Wad of chewing tobacco in his mouth, Manny Ramirez lazily jogs over to pursue a fly ball. You're certain that this ball will fall in for a hit. Manny has a long, loping stride, enough to convince you that he decided long ago that long strides expend less energy. Then, Manny kicks it into the next gear, into a sort of run, clumsily falling into a dive to make the catch. Manny rolls into a sitting position, glove arm raised, his bushy mess of hair poking out of his loose cap. With the Oakland A's complaining (and rightfully so, Manny clearly trapped the ball), Manny performs his customary double armed point to a teammate, grinning. Three thousand miles away, Red Sox fans grinned along with Manny, looking at each other and shaking their heads.

You've got to love that crazy Manny. He's clueless, lazy, and possibly the greatest hitter I've ever seen. I love watching this guy play.

I don't understand. Last year, with many of the same antics, Manny seemed a much more ambivalent character. In fact, he was almost evil. His twenty-million dollar per year contract, second highest in baseball history, seemed to be weighing the team down. During a crucial series with the New York Yankees last year, a supposedly sick Manny was witnessed sharing drinks with Yankee utility man Enrique Wilson. In another series against the Yankees, Manny missed the cutoff man completely, nearly throwing the ball into the Red Sox dugout, costing his team precious runs.

The Sox found him so expendable that Theo Epstein hung Manny on waivers, bait available to anyone who wanted him, but no one bit. Not even the biggest fish, the Yankees, in need of a superstar right fielder (Manny's natural position, if he has one), took up Manny, instead opting for the cheaper and slightly riskier commodity of Gary Sheffield. After all the trade talks, the waiver wire transaction, and the regular season problems, prognosticators on Boston radio stations deemed that this negative buzz around Manny would create an unhappy, disgruntled superstar, as happened to Nomar Garciaparra.

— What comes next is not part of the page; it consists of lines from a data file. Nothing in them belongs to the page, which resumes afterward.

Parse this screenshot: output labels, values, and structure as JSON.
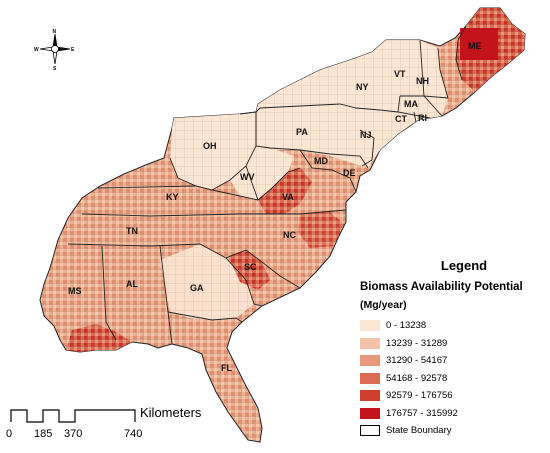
{
  "map": {
    "legend": {
      "title": "Legend",
      "subtitle": "Biomass Availability Potential",
      "unit": "(Mg/year)",
      "classes": [
        {
          "label": "0 - 13238",
          "color": "#fbe6d4"
        },
        {
          "label": "13239 - 31289",
          "color": "#f3c3a7"
        },
        {
          "label": "31290 - 54167",
          "color": "#e8997b"
        },
        {
          "label": "54168 - 92578",
          "color": "#dc6a53"
        },
        {
          "label": "92579 - 176756",
          "color": "#d03e30"
        },
        {
          "label": "176757 - 315992",
          "color": "#c3141b"
        }
      ],
      "boundary_label": "State Boundary"
    },
    "scale": {
      "ticks": [
        "0",
        "185",
        "370",
        "740"
      ],
      "unit": "Kilometers"
    },
    "north_arrow": {
      "n": "N",
      "s": "S",
      "e": "E",
      "w": "W",
      "icon": "compass-rose-icon"
    },
    "states": [
      {
        "abbr": "ME",
        "level": 5
      },
      {
        "abbr": "VT",
        "level": 1
      },
      {
        "abbr": "NH",
        "level": 2
      },
      {
        "abbr": "NY",
        "level": 1
      },
      {
        "abbr": "MA",
        "level": 0
      },
      {
        "abbr": "CT",
        "level": 0
      },
      {
        "abbr": "RI",
        "level": 0
      },
      {
        "abbr": "PA",
        "level": 1
      },
      {
        "abbr": "NJ",
        "level": 0
      },
      {
        "abbr": "OH",
        "level": 0
      },
      {
        "abbr": "MD",
        "level": 1
      },
      {
        "abbr": "DE",
        "level": 1
      },
      {
        "abbr": "WV",
        "level": 0
      },
      {
        "abbr": "KY",
        "level": 2
      },
      {
        "abbr": "VA",
        "level": 3
      },
      {
        "abbr": "NC",
        "level": 3
      },
      {
        "abbr": "TN",
        "level": 3
      },
      {
        "abbr": "SC",
        "level": 4
      },
      {
        "abbr": "MS",
        "level": 3
      },
      {
        "abbr": "AL",
        "level": 3
      },
      {
        "abbr": "GA",
        "level": 2
      },
      {
        "abbr": "FL",
        "level": 2
      }
    ]
  }
}
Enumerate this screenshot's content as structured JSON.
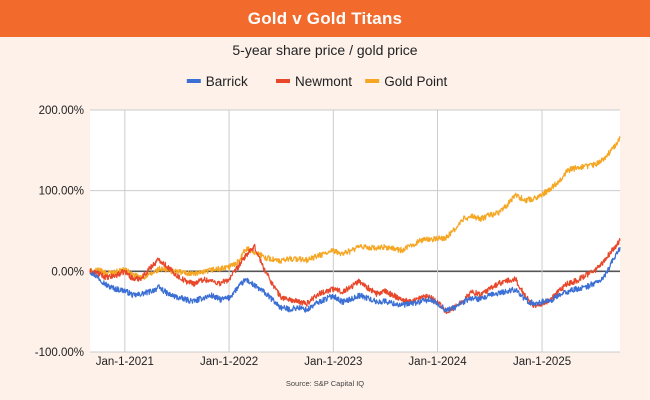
{
  "header": {
    "title": "Gold v Gold Titans",
    "banner_color": "#f26a2c"
  },
  "chart_data": {
    "type": "line",
    "subtitle": "5-year share price / gold price",
    "source": "Source: S&P Capital IQ",
    "xlabel": "",
    "ylabel": "",
    "legend_position": "top-center",
    "grid": true,
    "x_range": [
      "2020-09-01",
      "2025-10-01"
    ],
    "ylim": [
      -100,
      200
    ],
    "y_ticks": [
      {
        "value": 200,
        "label": "200.00%"
      },
      {
        "value": 100,
        "label": "100.00%"
      },
      {
        "value": 0,
        "label": "0.00%"
      },
      {
        "value": -100,
        "label": "-100.00%"
      }
    ],
    "x_ticks": [
      {
        "date": "2021-01-01",
        "label": "Jan-1-2021"
      },
      {
        "date": "2022-01-01",
        "label": "Jan-1-2022"
      },
      {
        "date": "2023-01-01",
        "label": "Jan-1-2023"
      },
      {
        "date": "2024-01-01",
        "label": "Jan-1-2024"
      },
      {
        "date": "2025-01-01",
        "label": "Jan-1-2025"
      }
    ],
    "series": [
      {
        "name": "Barrick",
        "color": "#3b6fd4",
        "points": [
          [
            "2020-09-01",
            0
          ],
          [
            "2020-10-01",
            -8
          ],
          [
            "2020-11-01",
            -18
          ],
          [
            "2020-12-01",
            -22
          ],
          [
            "2021-01-01",
            -24
          ],
          [
            "2021-02-01",
            -30
          ],
          [
            "2021-03-01",
            -28
          ],
          [
            "2021-04-01",
            -25
          ],
          [
            "2021-05-01",
            -20
          ],
          [
            "2021-06-01",
            -28
          ],
          [
            "2021-07-01",
            -32
          ],
          [
            "2021-08-01",
            -35
          ],
          [
            "2021-09-01",
            -37
          ],
          [
            "2021-10-01",
            -33
          ],
          [
            "2021-11-01",
            -30
          ],
          [
            "2021-12-01",
            -35
          ],
          [
            "2022-01-01",
            -33
          ],
          [
            "2022-02-01",
            -20
          ],
          [
            "2022-03-01",
            -10
          ],
          [
            "2022-04-01",
            -18
          ],
          [
            "2022-05-01",
            -25
          ],
          [
            "2022-06-01",
            -35
          ],
          [
            "2022-07-01",
            -45
          ],
          [
            "2022-08-01",
            -47
          ],
          [
            "2022-09-01",
            -45
          ],
          [
            "2022-10-01",
            -48
          ],
          [
            "2022-11-01",
            -40
          ],
          [
            "2022-12-01",
            -35
          ],
          [
            "2023-01-01",
            -30
          ],
          [
            "2023-02-01",
            -38
          ],
          [
            "2023-03-01",
            -35
          ],
          [
            "2023-04-01",
            -30
          ],
          [
            "2023-05-01",
            -33
          ],
          [
            "2023-06-01",
            -38
          ],
          [
            "2023-07-01",
            -37
          ],
          [
            "2023-08-01",
            -40
          ],
          [
            "2023-09-01",
            -42
          ],
          [
            "2023-10-01",
            -40
          ],
          [
            "2023-11-01",
            -38
          ],
          [
            "2023-12-01",
            -35
          ],
          [
            "2024-01-01",
            -40
          ],
          [
            "2024-02-01",
            -48
          ],
          [
            "2024-03-01",
            -45
          ],
          [
            "2024-04-01",
            -38
          ],
          [
            "2024-05-01",
            -33
          ],
          [
            "2024-06-01",
            -35
          ],
          [
            "2024-07-01",
            -30
          ],
          [
            "2024-08-01",
            -27
          ],
          [
            "2024-09-01",
            -25
          ],
          [
            "2024-10-01",
            -22
          ],
          [
            "2024-11-01",
            -35
          ],
          [
            "2024-12-01",
            -40
          ],
          [
            "2025-01-01",
            -38
          ],
          [
            "2025-02-01",
            -36
          ],
          [
            "2025-03-01",
            -30
          ],
          [
            "2025-04-01",
            -25
          ],
          [
            "2025-05-01",
            -22
          ],
          [
            "2025-06-01",
            -20
          ],
          [
            "2025-07-01",
            -15
          ],
          [
            "2025-08-01",
            -10
          ],
          [
            "2025-09-01",
            10
          ],
          [
            "2025-10-01",
            30
          ]
        ]
      },
      {
        "name": "Newmont",
        "color": "#e8472a",
        "points": [
          [
            "2020-09-01",
            0
          ],
          [
            "2020-10-01",
            -3
          ],
          [
            "2020-11-01",
            -8
          ],
          [
            "2020-12-01",
            -5
          ],
          [
            "2021-01-01",
            0
          ],
          [
            "2021-02-01",
            -10
          ],
          [
            "2021-03-01",
            -8
          ],
          [
            "2021-04-01",
            5
          ],
          [
            "2021-05-01",
            15
          ],
          [
            "2021-06-01",
            5
          ],
          [
            "2021-07-01",
            -5
          ],
          [
            "2021-08-01",
            -12
          ],
          [
            "2021-09-01",
            -15
          ],
          [
            "2021-10-01",
            -10
          ],
          [
            "2021-11-01",
            -12
          ],
          [
            "2021-12-01",
            -15
          ],
          [
            "2022-01-01",
            -10
          ],
          [
            "2022-02-01",
            5
          ],
          [
            "2022-03-01",
            20
          ],
          [
            "2022-04-01",
            30
          ],
          [
            "2022-05-01",
            5
          ],
          [
            "2022-06-01",
            -15
          ],
          [
            "2022-07-01",
            -32
          ],
          [
            "2022-08-01",
            -35
          ],
          [
            "2022-09-01",
            -38
          ],
          [
            "2022-10-01",
            -40
          ],
          [
            "2022-11-01",
            -30
          ],
          [
            "2022-12-01",
            -25
          ],
          [
            "2023-01-01",
            -22
          ],
          [
            "2023-02-01",
            -25
          ],
          [
            "2023-03-01",
            -20
          ],
          [
            "2023-04-01",
            -12
          ],
          [
            "2023-05-01",
            -20
          ],
          [
            "2023-06-01",
            -28
          ],
          [
            "2023-07-01",
            -25
          ],
          [
            "2023-08-01",
            -30
          ],
          [
            "2023-09-01",
            -35
          ],
          [
            "2023-10-01",
            -38
          ],
          [
            "2023-11-01",
            -33
          ],
          [
            "2023-12-01",
            -30
          ],
          [
            "2024-01-01",
            -38
          ],
          [
            "2024-02-01",
            -50
          ],
          [
            "2024-03-01",
            -45
          ],
          [
            "2024-04-01",
            -35
          ],
          [
            "2024-05-01",
            -25
          ],
          [
            "2024-06-01",
            -30
          ],
          [
            "2024-07-01",
            -22
          ],
          [
            "2024-08-01",
            -15
          ],
          [
            "2024-09-01",
            -12
          ],
          [
            "2024-10-01",
            -10
          ],
          [
            "2024-11-01",
            -30
          ],
          [
            "2024-12-01",
            -42
          ],
          [
            "2025-01-01",
            -40
          ],
          [
            "2025-02-01",
            -35
          ],
          [
            "2025-03-01",
            -25
          ],
          [
            "2025-04-01",
            -15
          ],
          [
            "2025-05-01",
            -12
          ],
          [
            "2025-06-01",
            -5
          ],
          [
            "2025-07-01",
            0
          ],
          [
            "2025-08-01",
            10
          ],
          [
            "2025-09-01",
            25
          ],
          [
            "2025-10-01",
            38
          ]
        ]
      },
      {
        "name": "Gold Point",
        "color": "#f5a623",
        "points": [
          [
            "2020-09-01",
            0
          ],
          [
            "2020-10-01",
            1
          ],
          [
            "2020-11-01",
            -2
          ],
          [
            "2020-12-01",
            -1
          ],
          [
            "2021-01-01",
            2
          ],
          [
            "2021-02-01",
            -5
          ],
          [
            "2021-03-01",
            -8
          ],
          [
            "2021-04-01",
            -4
          ],
          [
            "2021-05-01",
            3
          ],
          [
            "2021-06-01",
            1
          ],
          [
            "2021-07-01",
            0
          ],
          [
            "2021-08-01",
            -2
          ],
          [
            "2021-09-01",
            -3
          ],
          [
            "2021-10-01",
            -2
          ],
          [
            "2021-11-01",
            2
          ],
          [
            "2021-12-01",
            3
          ],
          [
            "2022-01-01",
            5
          ],
          [
            "2022-02-01",
            12
          ],
          [
            "2022-03-01",
            28
          ],
          [
            "2022-04-01",
            24
          ],
          [
            "2022-05-01",
            18
          ],
          [
            "2022-06-01",
            15
          ],
          [
            "2022-07-01",
            12
          ],
          [
            "2022-08-01",
            16
          ],
          [
            "2022-09-01",
            15
          ],
          [
            "2022-10-01",
            14
          ],
          [
            "2022-11-01",
            18
          ],
          [
            "2022-12-01",
            22
          ],
          [
            "2023-01-01",
            25
          ],
          [
            "2023-02-01",
            22
          ],
          [
            "2023-03-01",
            25
          ],
          [
            "2023-04-01",
            30
          ],
          [
            "2023-05-01",
            30
          ],
          [
            "2023-06-01",
            28
          ],
          [
            "2023-07-01",
            30
          ],
          [
            "2023-08-01",
            28
          ],
          [
            "2023-09-01",
            26
          ],
          [
            "2023-10-01",
            32
          ],
          [
            "2023-11-01",
            38
          ],
          [
            "2023-12-01",
            40
          ],
          [
            "2024-01-01",
            40
          ],
          [
            "2024-02-01",
            42
          ],
          [
            "2024-03-01",
            52
          ],
          [
            "2024-04-01",
            65
          ],
          [
            "2024-05-01",
            68
          ],
          [
            "2024-06-01",
            65
          ],
          [
            "2024-07-01",
            70
          ],
          [
            "2024-08-01",
            72
          ],
          [
            "2024-09-01",
            82
          ],
          [
            "2024-10-01",
            95
          ],
          [
            "2024-11-01",
            88
          ],
          [
            "2024-12-01",
            90
          ],
          [
            "2025-01-01",
            95
          ],
          [
            "2025-02-01",
            103
          ],
          [
            "2025-03-01",
            112
          ],
          [
            "2025-04-01",
            125
          ],
          [
            "2025-05-01",
            128
          ],
          [
            "2025-06-01",
            130
          ],
          [
            "2025-07-01",
            132
          ],
          [
            "2025-08-01",
            138
          ],
          [
            "2025-09-01",
            150
          ],
          [
            "2025-10-01",
            165
          ]
        ]
      }
    ]
  }
}
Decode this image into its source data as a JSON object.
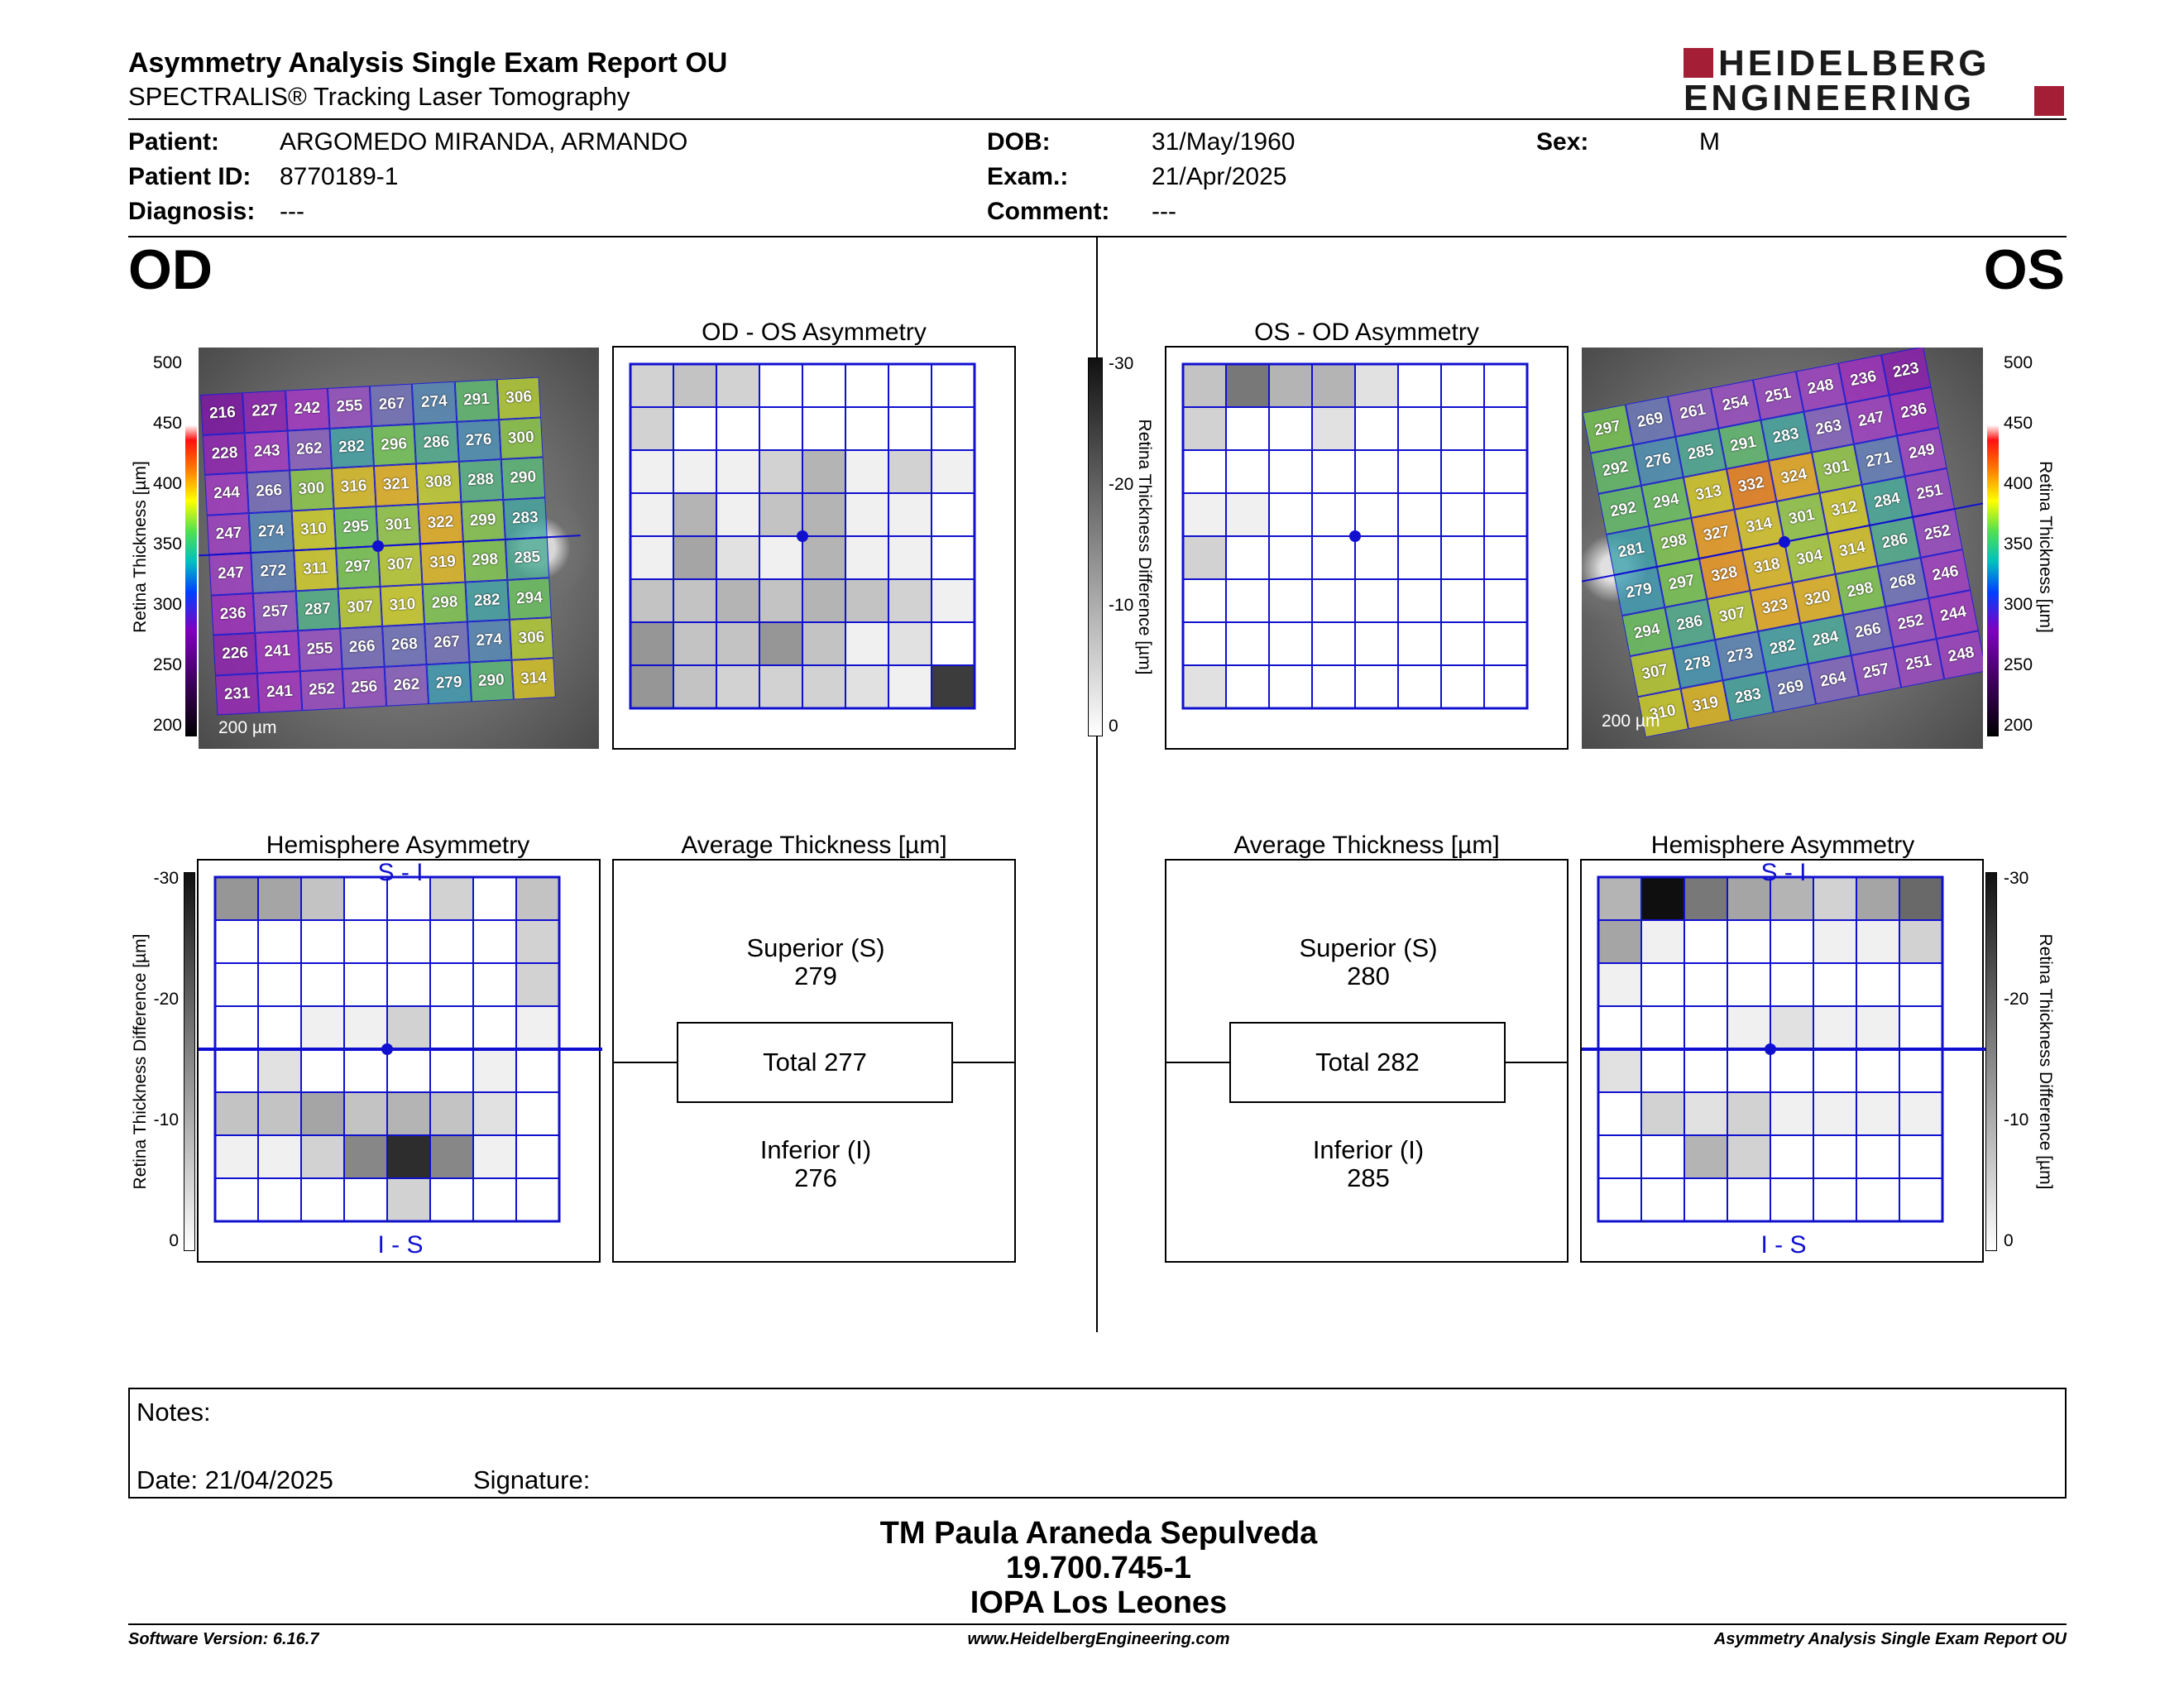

What has changed since then to make him more accepted? He still does stupid things. Last week, Manny was thrown out in a force play at second. On a ball that dropped into right field. Granted, it was a bloop single, but most ballplayers would make it to second. Earlier this year, on a high pop fly, Manny ran past first base, continuing for fifty feet past the bag down the foul line, eliminating any chance to advance if the ball had been dropped.

Have Red Sox fans simply forgotten Manny's past and present indiscretions? Certainly not. Red Sox fans rarely forget anything and even more rarely forgive. Boone, Buckner, Dent, and Clemens are still hated. Mookie Wilson is a curse word in some towns in Massachusetts.

Is he showing more effort? Certainly not. Is he hitting better? Not really. Looking at his career averages, he is on pace for a slightly above average season. Right now, Manny is batting .317 with 38 home runs and 111 RBI. Per 162 games played, Manny averages .317 with 41 home runs and 134 RBI. Does he actually wear a uniform conforming to league regulations? Nope, still wearing baggy pants. So what has changed about Manny?

Nothing, really, but the contrast of his and Nomar's attitude this year after the trade rumors, combined with the new coaching staff, has made Manny shine. Whereas Nomar sulked and fussed, spending two months on the disabled list, Manny was upbeat, always smiling, always happy, seen joking with Pedro in the dugout or talking with fans in the Monster seats. Apparently, Nomar did not talk to anyone, teammates or otherwise. Nomar excluded himself; Manny included himself.

Boston fans demand great loyalty and visible effort from their players, or the offending players can expect disapproval. The hard working Nomar, always one to run out a pop-up, expected similar loyalty from the Red Sox organization and was offended by their willingness to replace him. The long-strided, little hustle Manny, seems to have been unaffected by the Red Sox trading him. It doesn't really seem as though he cares where he plays, as long as he can have fun doing it. In a city where players are expected to care about the game, the player who seems not to care is among the most beloved. While we're winning.

It seems as though the off-season antics had the effect of making Manny looser than he was last year. Under Terry Francona, players are encouraged to be themselves, and this casual atmosphere has been the key to Manny's continued comfort in Boston. He seems to be having more fun than last year, visibly smiling and joking with his teammates.

Clearly, as was not so lucid in July, Theo Epstein made a wise decision in his choice of managers. Is Terry Francona the best tactical manager in the game? No, but he brings other assets, besides even Curt Shilling. Widely regarded as a player's manager, Francona trusts his players and allows them to enjoy the game, which results in the fans enjoying the game and the players equally. Many players, such as Johnny Damon and the Pedro Martinez, have visibly taken advantage of this policy of freedom of expression with their hair choice, prompting some to complain that the Red Sox have become a disgrace to baseball. They argue that such a loose attitude towards the game disrespects the rich heritage of baseball, tarnishing the purity of the sport.

For a sport which has already been surpassed in popularity by football, the only disgrace to the game would be if the players were not showing fans that the game is still fun. Manny looks like he's having fun, and that's why it's easy to root for him.